I follow her down the sand. For a moment, I think she is leaving bird tracks in her wake before I realize one of the gulls has already traveled this way. Her father begins trailing her. I seize the opportunity to walk into the ocean, up to my knees, and though I can hear nothing but the crash of the waves, I turn around. She is running to me, crying, begging. The tide is going out, and she knows it.

Can I sit by your breasts? she pleads. I nod, and she nestles against me. It is cruel of me to have worn this swimsuit, a limp and loose two-piece that sags in the chest, flaunting my breasts. I feel cheap, callous. She weeps quietly against my collarbone. This is not for show. Please can I nurse? I need to nurse, Mommy. It has been over a month now; there is nothing left to offer her. I’m so sorry, I tell her. I’m so sorry. How is it possible that I can have no more than this to give? I rock her awkwardly in the sand, my swelling belly a hindrance she and I both try to ignore. I kiss her hair, and the sand she has poured on her head earlier sticks to my lips.

Can we talk about your breasts? she wants to know, must know. Of course. I can give her this. Swaddled in one towel, we watch the ocean and talk about my breasts. The gulls leave us finally, in search of another, more generous, benefactor. In their absence, the sound of the waves is suddenly deafening.

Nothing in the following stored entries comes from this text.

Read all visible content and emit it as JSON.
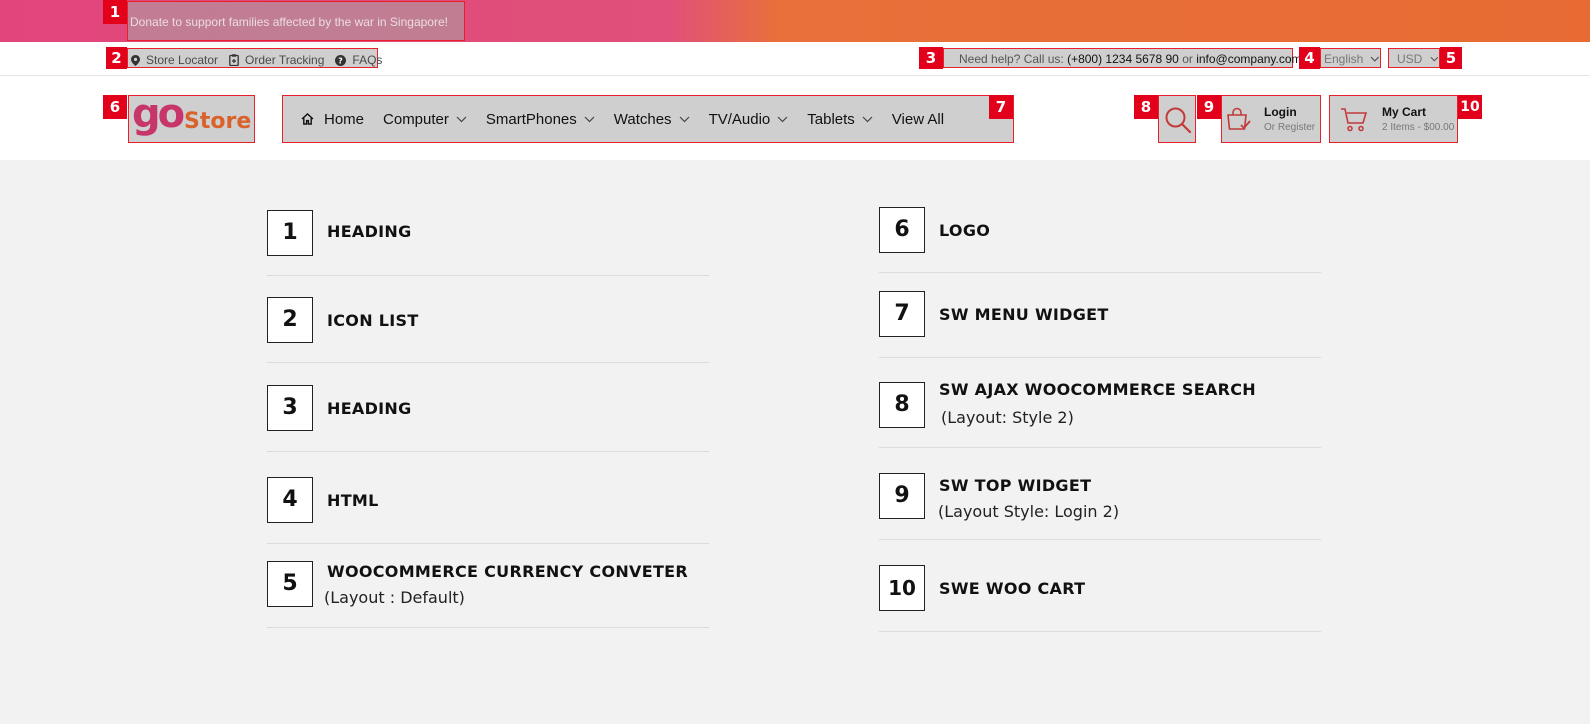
{
  "topbar": {
    "donate_text": "Donate to support families affected by the war in Singapore!"
  },
  "iconlist": [
    {
      "label": "Store Locator",
      "icon": "map-pin-icon"
    },
    {
      "label": "Order Tracking",
      "icon": "clipboard-icon"
    },
    {
      "label": "FAQs",
      "icon": "question-circle-icon"
    }
  ],
  "help": {
    "prefix": "Need help? Call us:",
    "phone": "(+800) 1234 5678 90",
    "or": "or",
    "email": "info@company.com"
  },
  "language": {
    "selected": "English"
  },
  "currency": {
    "selected": "USD"
  },
  "logo": {
    "part1": "go",
    "part2": "Store"
  },
  "menu": [
    {
      "label": "Home",
      "icon": "home-icon",
      "dropdown": false
    },
    {
      "label": "Computer",
      "dropdown": true
    },
    {
      "label": "SmartPhones",
      "dropdown": true
    },
    {
      "label": "Watches",
      "dropdown": true
    },
    {
      "label": "TV/Audio",
      "dropdown": true
    },
    {
      "label": "Tablets",
      "dropdown": true
    },
    {
      "label": "View All",
      "dropdown": false
    }
  ],
  "account": {
    "title": "Login",
    "subtitle": "Or Register"
  },
  "cart": {
    "title": "My Cart",
    "subtitle": "2 Items - $00.00"
  },
  "badges": [
    "1",
    "2",
    "3",
    "4",
    "5",
    "6",
    "7",
    "8",
    "9",
    "10"
  ],
  "legend_left": [
    {
      "num": "1",
      "title": "HEADING",
      "sub": ""
    },
    {
      "num": "2",
      "title": "ICON LIST",
      "sub": ""
    },
    {
      "num": "3",
      "title": "HEADING",
      "sub": ""
    },
    {
      "num": "4",
      "title": "HTML",
      "sub": ""
    },
    {
      "num": "5",
      "title": "WOOCOMMERCE CURRENCY CONVETER",
      "sub": "(Layout : Default)"
    }
  ],
  "legend_right": [
    {
      "num": "6",
      "title": "LOGO",
      "sub": ""
    },
    {
      "num": "7",
      "title": "SW MENU WIDGET",
      "sub": ""
    },
    {
      "num": "8",
      "title": "SW AJAX WOOCOMMERCE SEARCH",
      "sub": "(Layout: Style 2)"
    },
    {
      "num": "9",
      "title": "SW TOP WIDGET",
      "sub": "(Layout Style: Login 2)"
    },
    {
      "num": "10",
      "title": "SWE WOO CART",
      "sub": ""
    }
  ],
  "colors": {
    "accent": "#e2001a",
    "brand_pink": "#c6366b",
    "brand_orange": "#d9622b"
  }
}
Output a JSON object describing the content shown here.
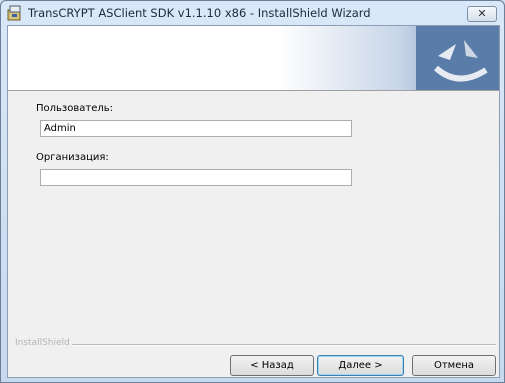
{
  "window": {
    "title": "TransCRYPT ASClient SDK v1.1.10  x86 - InstallShield Wizard",
    "close_glyph": "✕"
  },
  "form": {
    "user": {
      "label": "Пользователь:",
      "value": "Admin"
    },
    "org": {
      "label": "Организация:",
      "value": ""
    }
  },
  "footer": {
    "brand": "InstallShield",
    "back_label": "< Назад",
    "next_label": "Далее >",
    "cancel_label": "Отмена"
  },
  "icons": {
    "app": "installer-icon",
    "banner": "installshield-logo-icon",
    "close": "close-icon"
  },
  "colors": {
    "banner_blue": "#5a7ca8",
    "default_button_border": "#3c7fb1"
  }
}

When there is no more left to say, I continue to rock her. She allows me this, for the moment. I realize as I hold her close that I have been scanning the horizon. I know my geography as well as anyone, but still, I find myself looking for a scrap of land rising from the sea, a halfway point between here and there.

Author’s Note: When I wrote “Memo to the Unborn” before Sophie’s birth in 2001, I had no idea my breasts would continue to play such a critical role in the tragicomedy of my motherhood. What’s been most surprising to me is the entirely different brand of passion that my postpartum breasts ignite. Everyone, it seems, has an opinion about how my breasts should be used (or not used), and how my breasts could best serve me, my child, and the country at large. Truly, they are rabblerousers, these breasts, the mammary glands that launched a thousand oh-nos, a thousand tsk-tsks. Most of the time, I am dismayed rather than angered by the opinions offered me, bemused, even, on a good day. I would have liked to have kept nursing Sophie–not merely as an act of earth-motherly protest, but because it was, quite simply, the least complicated facet of our relationship as mother and daughter. With nursing, nothing was lost in translation. And that’s a hard thing not to miss.

Brain, Child (Winter, 2004)

About the Author: Jenn Mattern writes all kinds of stuff – poems, plays, essays, terrible haiku. She is the Content Editor at Cool Mom Picks. She is also a sucker for elderly canines, sickly kittens, good grammar, Sailor Jerry tattoos, submarine movies, ghosts, and Meryl Streep, with whom she shares a birthday. A former playwright and actress, Jenn’s career highlights include co-starring in a shockingly terrible play with the Verizon “Can you hear me now?” guy, and baring her tatas onstage to a matinee crowd of appalled senior citizens. After Jenn got knocked up by a Canadian puppeteer in NYC, she decided to leave all the fame and glory behind to raise her family in the sleepy Berkshires of western Massachusetts. A single mama of two comediennes-in-training, Jenn stars in her own pretend 24/7 sitcom, documented in her longtime blog, Breed ‘Em and Weep.